Many web sites require a user to agree to a long and incomprehensible “terms of service” before they can use the site.
Since these contracts are dozens (or hundreds) of pages, everyone just scrolls to the end and clicks “AGREE.” (See two examples in Figure 1).
While you’d think that a company could slip in some secret contract clauses somewhere (e.g. “you agree to give up your first-born child to MegaCo Inc.”), this isn’t usually feasible—someone will EVENTUALLY find these clauses and cause a public relations disaster.
Here is a secret method for putting totally unreasonable terms into a contract and preventing the user from being able to read them.

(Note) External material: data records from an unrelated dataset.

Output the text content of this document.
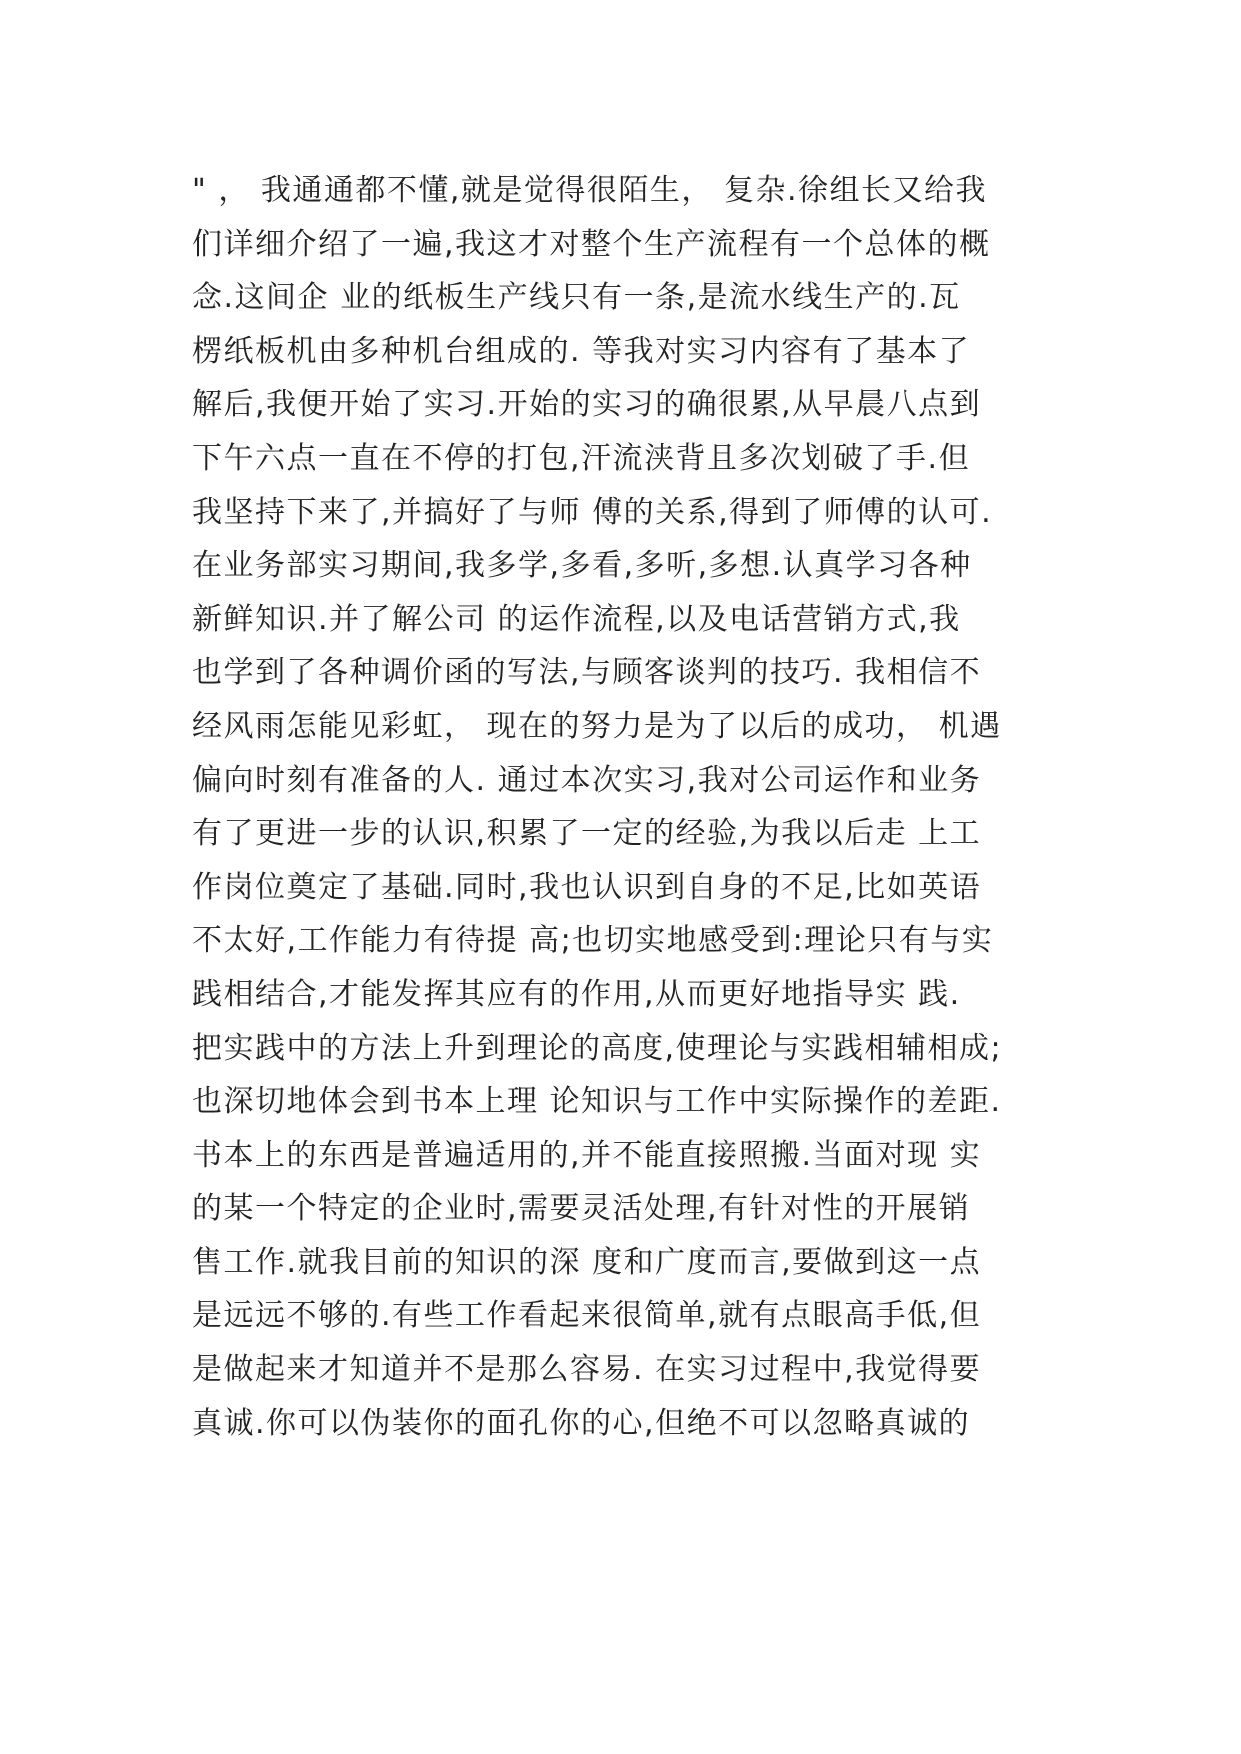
" ， 我通通都不懂,就是觉得很陌生， 复杂.徐组长又给我
们详细介绍了一遍,我这才对整个生产流程有一个总体的概
念.这间企 业的纸板生产线只有一条,是流水线生产的.瓦
楞纸板机由多种机台组成的. 等我对实习内容有了基本了
解后,我便开始了实习.开始的实习的确很累,从早晨八点到
下午六点一直在不停的打包,汗流浃背且多次划破了手.但
我坚持下来了,并搞好了与师 傅的关系,得到了师傅的认可.
在业务部实习期间,我多学,多看,多听,多想.认真学习各种
新鲜知识.并了解公司 的运作流程,以及电话营销方式,我
也学到了各种调价函的写法,与顾客谈判的技巧. 我相信不
经风雨怎能见彩虹， 现在的努力是为了以后的成功， 机遇
偏向时刻有准备的人. 通过本次实习,我对公司运作和业务
有了更进一步的认识,积累了一定的经验,为我以后走 上工
作岗位奠定了基础.同时,我也认识到自身的不足,比如英语
不太好,工作能力有待提 高;也切实地感受到:理论只有与实
践相结合,才能发挥其应有的作用,从而更好地指导实 践.
把实践中的方法上升到理论的高度,使理论与实践相辅相成;
也深切地体会到书本上理 论知识与工作中实际操作的差距.
书本上的东西是普遍适用的,并不能直接照搬.当面对现 实
的某一个特定的企业时,需要灵活处理,有针对性的开展销
售工作.就我目前的知识的深 度和广度而言,要做到这一点
是远远不够的.有些工作看起来很简单,就有点眼高手低,但
是做起来才知道并不是那么容易. 在实习过程中,我觉得要
真诚.你可以伪装你的面孔你的心,但绝不可以忽略真诚的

The secret is: the contract is literally INFINITE in length, so no one can read it all!
Details: the terms of service operates as follows (see Figure 2):
- The first N pages are the real contract.
- After the real contract is over, additional pages are randomly generated with legally-valid but meaningless legalese.

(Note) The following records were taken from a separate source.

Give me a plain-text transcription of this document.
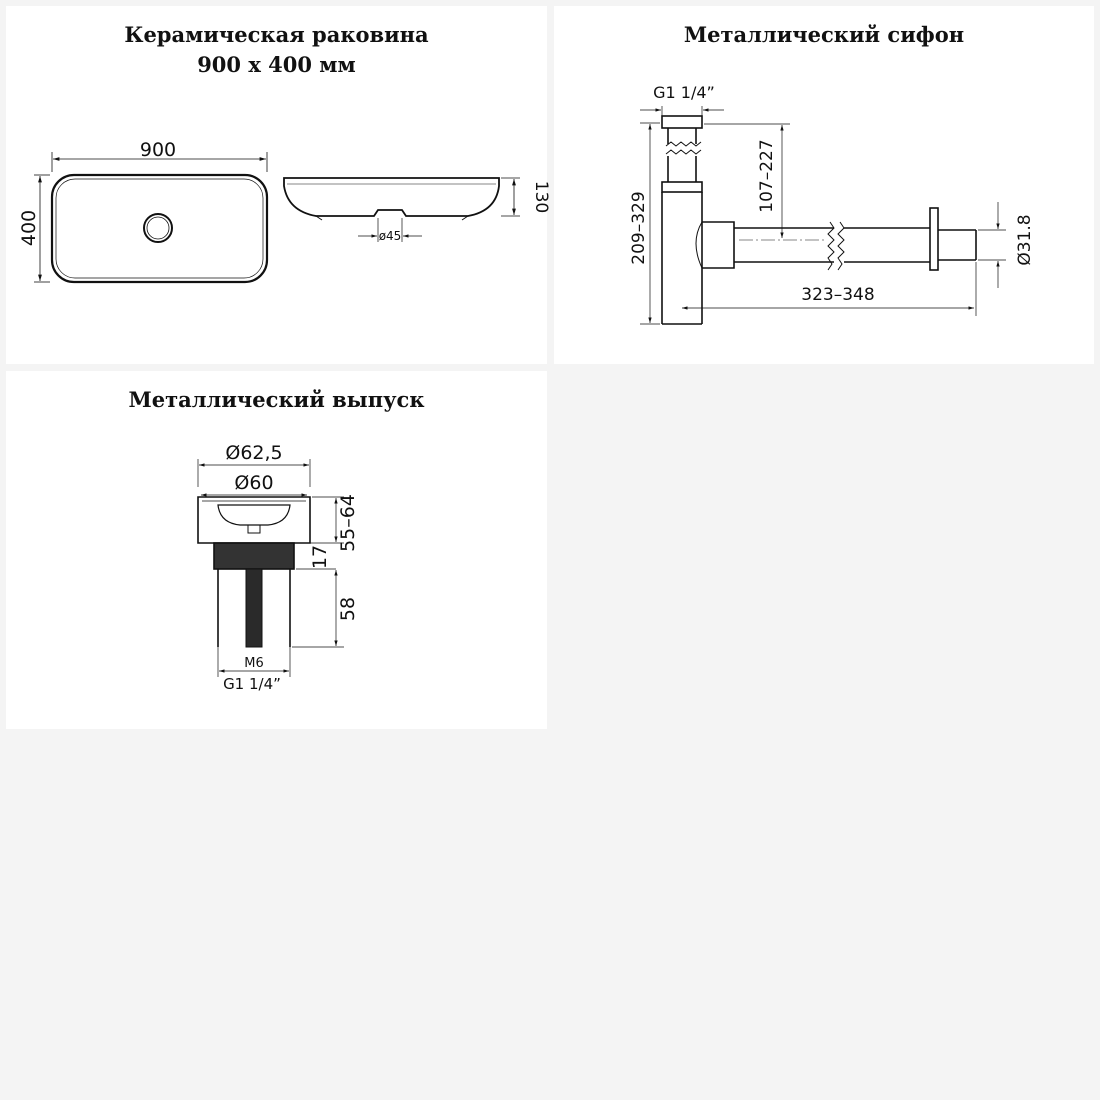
Керамическая раковина
900 x 400 мм
900
400
130
ø45
Металлический сифон
G1 1/4”
209–329
107–227
323–348
Ø31.8
Металлический выпуск
Ø62,5
Ø60
55–64
17
58
M6
G1 1/4”
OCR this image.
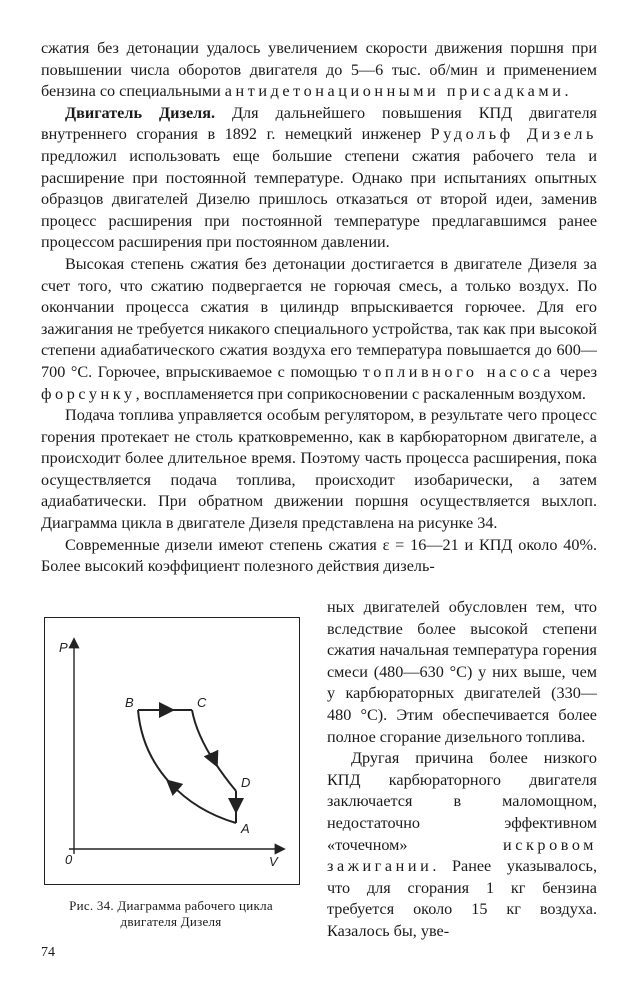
сжатия без детонации удалось увеличением скорости движения поршня при повышении числа оборотов двигателя до 5—6 тыс. об/мин и применением бензина со специальными антидетонационными присадками.

Двигатель Дизеля. Для дальнейшего повышения КПД двигателя внутреннего сгорания в 1892 г. немецкий инженер Рудольф Дизель предложил использовать еще большие степени сжатия рабочего тела и расширение при постоянной температуре. Однако при испытаниях опытных образцов двигателей Дизелю пришлось отказаться от второй идеи, заменив процесс расширения при постоянной температуре предлагавшимся ранее процессом расширения при постоянном давлении.

Высокая степень сжатия без детонации достигается в двигателе Дизеля за счет того, что сжатию подвергается не горючая смесь, а только воздух. По окончании процесса сжатия в цилиндр впрыскивается горючее. Для его зажигания не требуется никакого специального устройства, так как при высокой степени адиабатического сжатия воздуха его температура повышается до 600—700 °С. Горючее, впрыскиваемое с помощью топливного насоса через форсунку, воспламеняется при соприкосновении с раскаленным воздухом.

Подача топлива управляется особым регулятором, в результате чего процесс горения протекает не столь кратковременно, как в карбюраторном двигателе, а происходит более длительное время. Поэтому часть процесса расширения, пока осуществляется подача топлива, происходит изобарически, а затем адиабатически. При обратном движении поршня осуществляется выхлоп. Диаграмма цикла в двигателе Дизеля представлена на рисунке 34.

Современные дизели имеют степень сжатия ε = 16—21 и КПД около 40%. Более высокий коэффициент полезного действия дизель-

ных двигателей обусловлен тем, что вследствие более высокой степени сжатия начальная температура горения смеси (480—630 °С) у них выше, чем у карбюраторных двигателей (330—480 °С). Этим обеспечивается более полное сгорание дизельного топлива.

Другая причина более низкого КПД карбюраторного двигателя заключается в маломощном, недостаточно эффективном «точечном» искровом зажигании. Ранее указывалось, что для сгорания 1 кг бензина требуется около 15 кг воздуха. Казалось бы, уве-

P
V
0
B	C
D
A
Рис. 34. Диаграмма рабочего цикла
двигателя Дизеля
74
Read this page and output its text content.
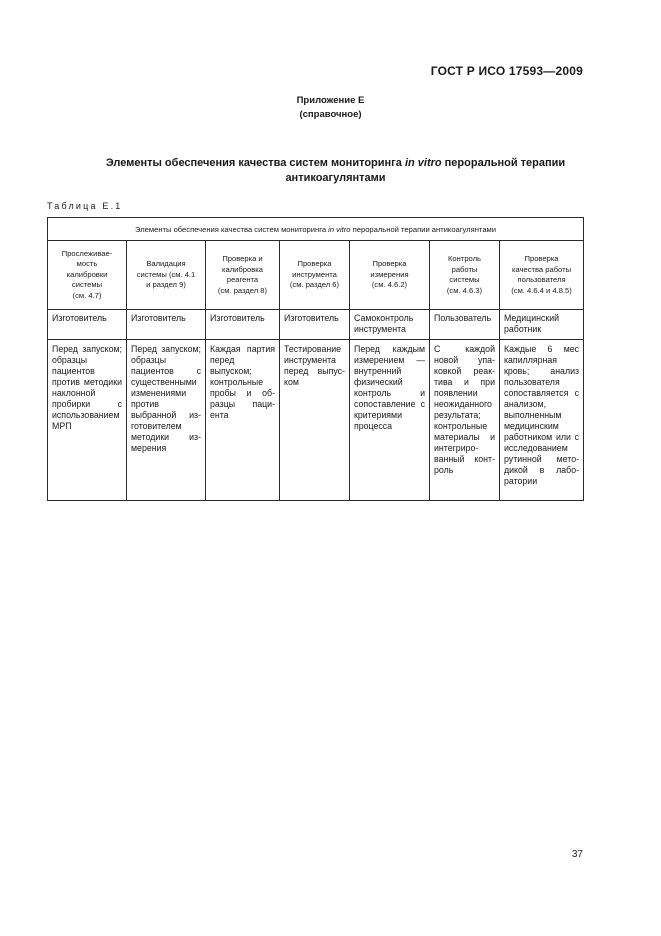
ГОСТ Р ИСО 17593—2009
Приложение Е
(справочное)
Элементы обеспечения качества систем мониторинга in vitro пероральной терапии антикоагулянтами
Таблица Е.1
Элементы обеспечения качества систем мониторинга in vitro пероральной терапии антикоагулянтами						

Прослеживае-
мость
калибровки
системы
(см. 4.7)	Валидация
системы (см. 4.1
и раздел 9)	Проверка и
калибровка
реагента
(см. раздел 8)	Проверка
инструмента
(см. раздел 6)	Проверка
измерения
(см. 4.6.2)	Контроль
работы
системы
(см. 4.6.3)	Проверка
качества работы
пользователя
(см. 4.6.4 и 4.8.5)

Изготовитель	Изготовитель	Изготовитель	Изготовитель	Самоконтроль инструмента	Пользователь	Медицинский работник
Перед запуском; образцы пациентов против методики наклонной пробирки с использованием МРП	Перед запуском; образцы пациентов с существенными изменениями против выбранной изготовителем методики измерения	Каждая партия перед выпуском; контрольные пробы и образцы пациента	Тестирование инструмента перед выпуском	Перед каждым измерением — внутренний физический контроль и сопоставление с критериями процесса	С каждой новой упаковкой реактива и при появлении неожиданного результата; контрольные материалы и интегрированный контроль	Каждые 6 мес капиллярная кровь; анализ пользователя сопоставляется с анализом, выполненным медицинским работником или с исследованием рутинной методикой в лаборатории
37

- The contract has no scroll bar, so the user has no idea how long the contract is.
- To accept the contract, the user clicks the “scroll to end and accept” button.
- Thus, anyone who accepts the contract cannot have read the whole thing, since it is infinitely long.

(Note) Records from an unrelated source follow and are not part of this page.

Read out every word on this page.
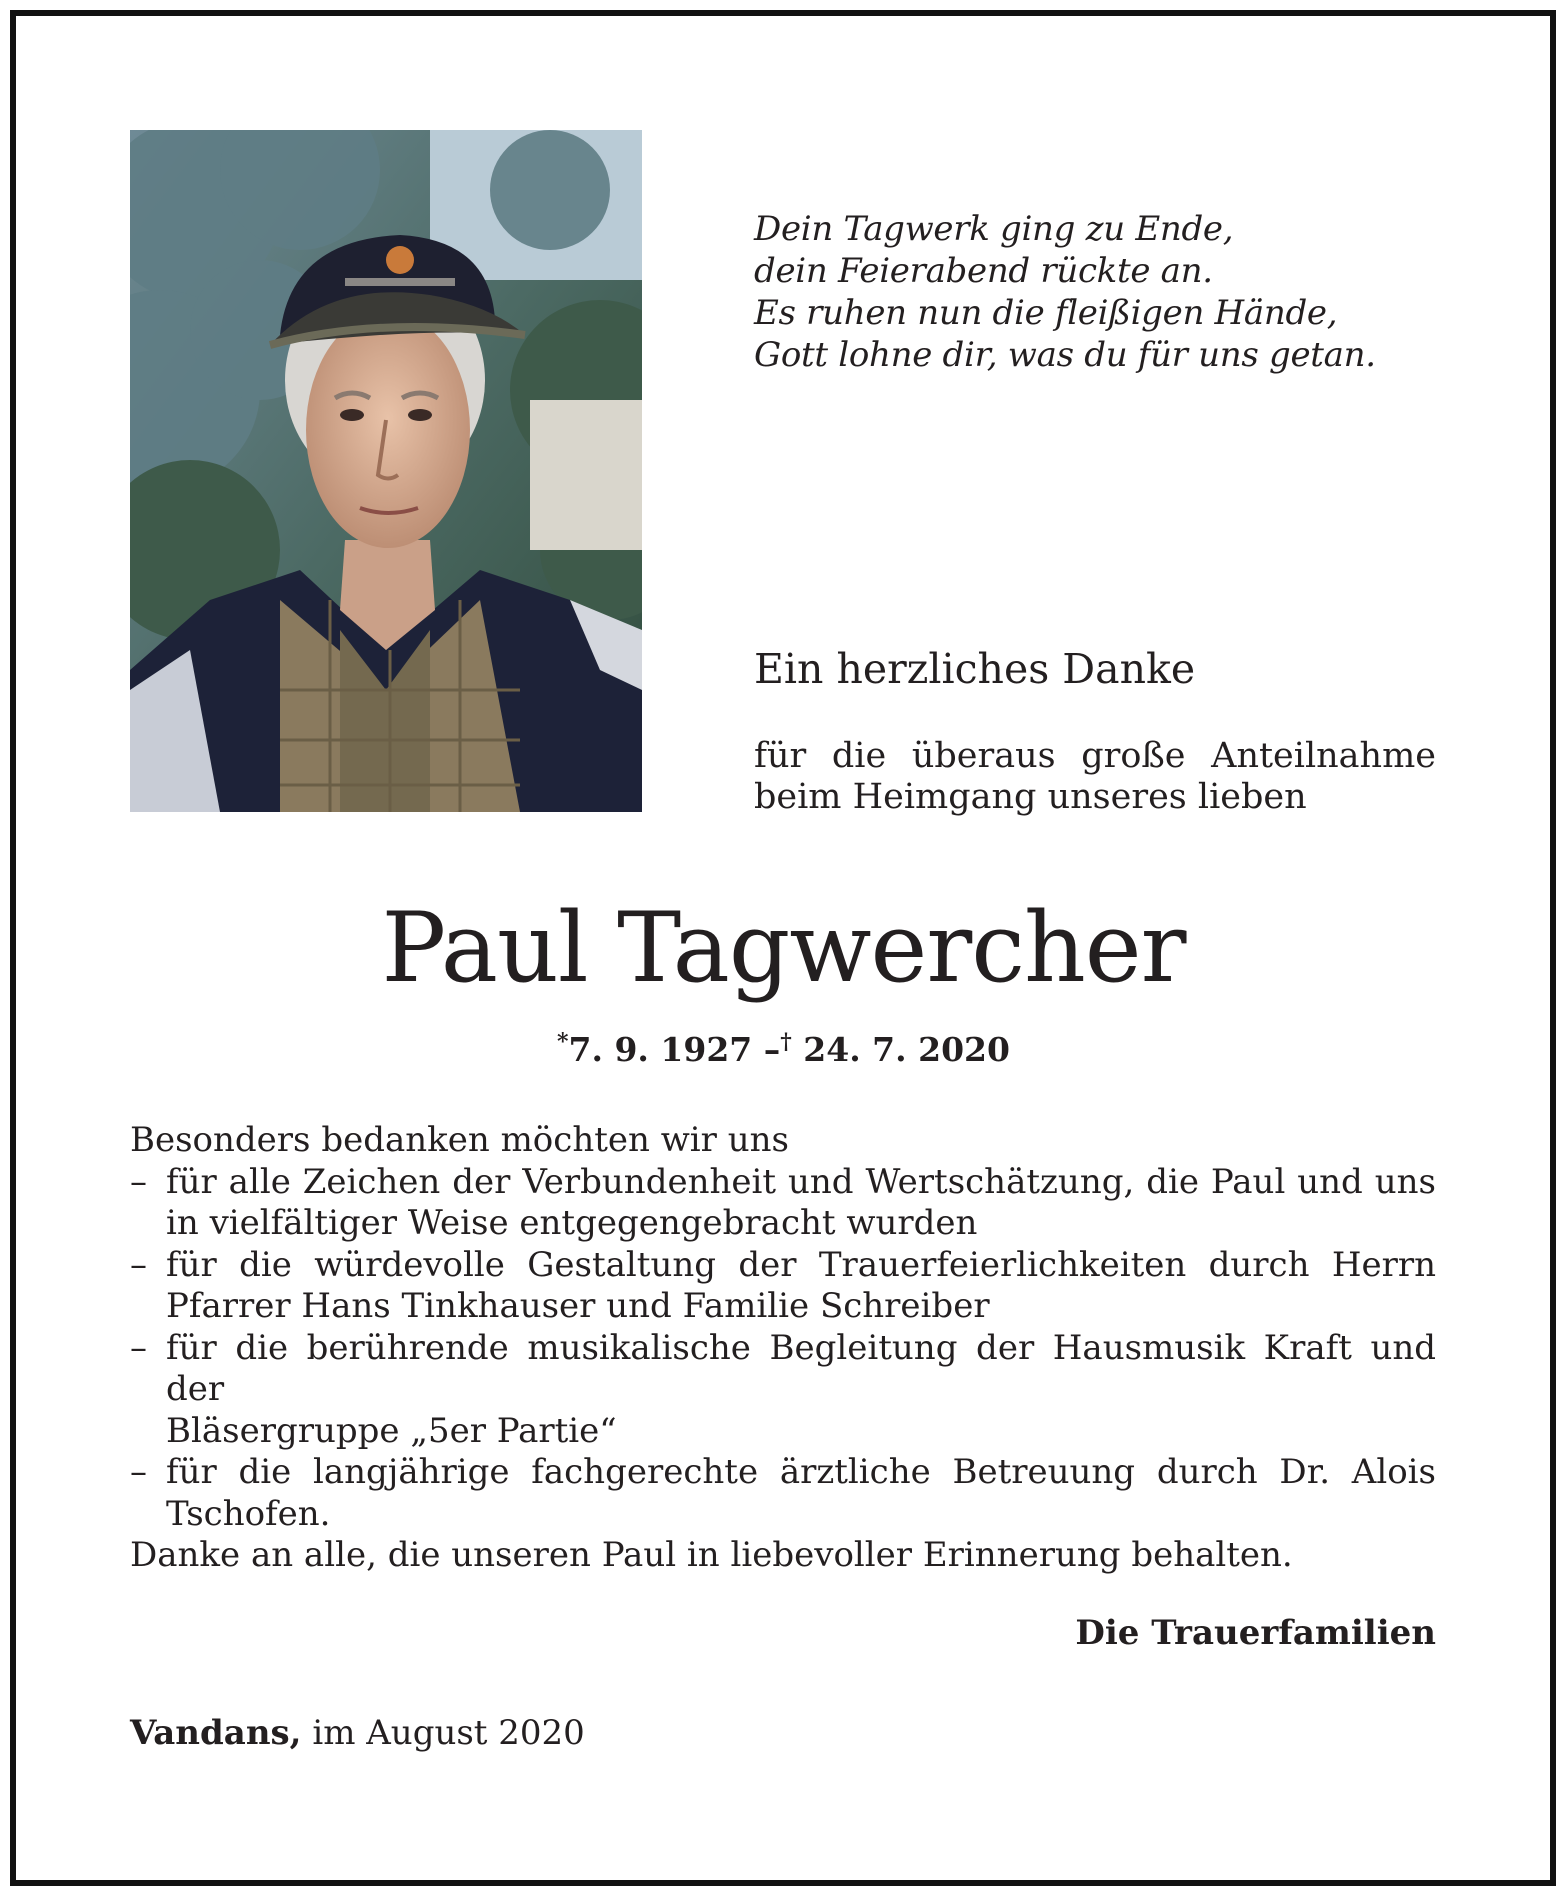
Dein Tagwerk ging zu Ende,
dein Feierabend rückte an.
Es ruhen nun die fleißigen Hände,
Gott lohne dir, was du für uns getan.
Ein herzliches Danke
für die überaus große Anteilnahme
beim Heimgang unseres lieben
Paul Tagwercher
*7. 9. 1927 –† 24. 7. 2020
Besonders bedanken möchten wir uns
– für alle Zeichen der Verbundenheit und Wertschätzung, die Paul und uns
in vielfältiger Weise entgegengebracht wurden
– für die würdevolle Gestaltung der Trauerfeierlichkeiten durch Herrn
Pfarrer Hans Tinkhauser und Familie Schreiber
– für die berührende musikalische Begleitung der Hausmusik Kraft und der
Bläsergruppe „5er Partie“
– für die langjährige fachgerechte ärztliche Betreuung durch Dr. Alois
Tschofen.
Danke an alle, die unseren Paul in liebevoller Erinnerung behalten.
Die Trauerfamilien
Vandans, im August 2020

Using this dirty trick, when a user has agreed to the contract after reading M pages, the company that wrote the terms of service can simply start putting the super-unreasonable contract terms on page M+1 and beyond.
The only downside to this plan is that it is almost certainly totally illegal in every jurisdiction.
PROS: Would probably be an interesting “future law school textbook case” if it were ever tested in court.
CONS: You will probably go to prison if you implement this idea.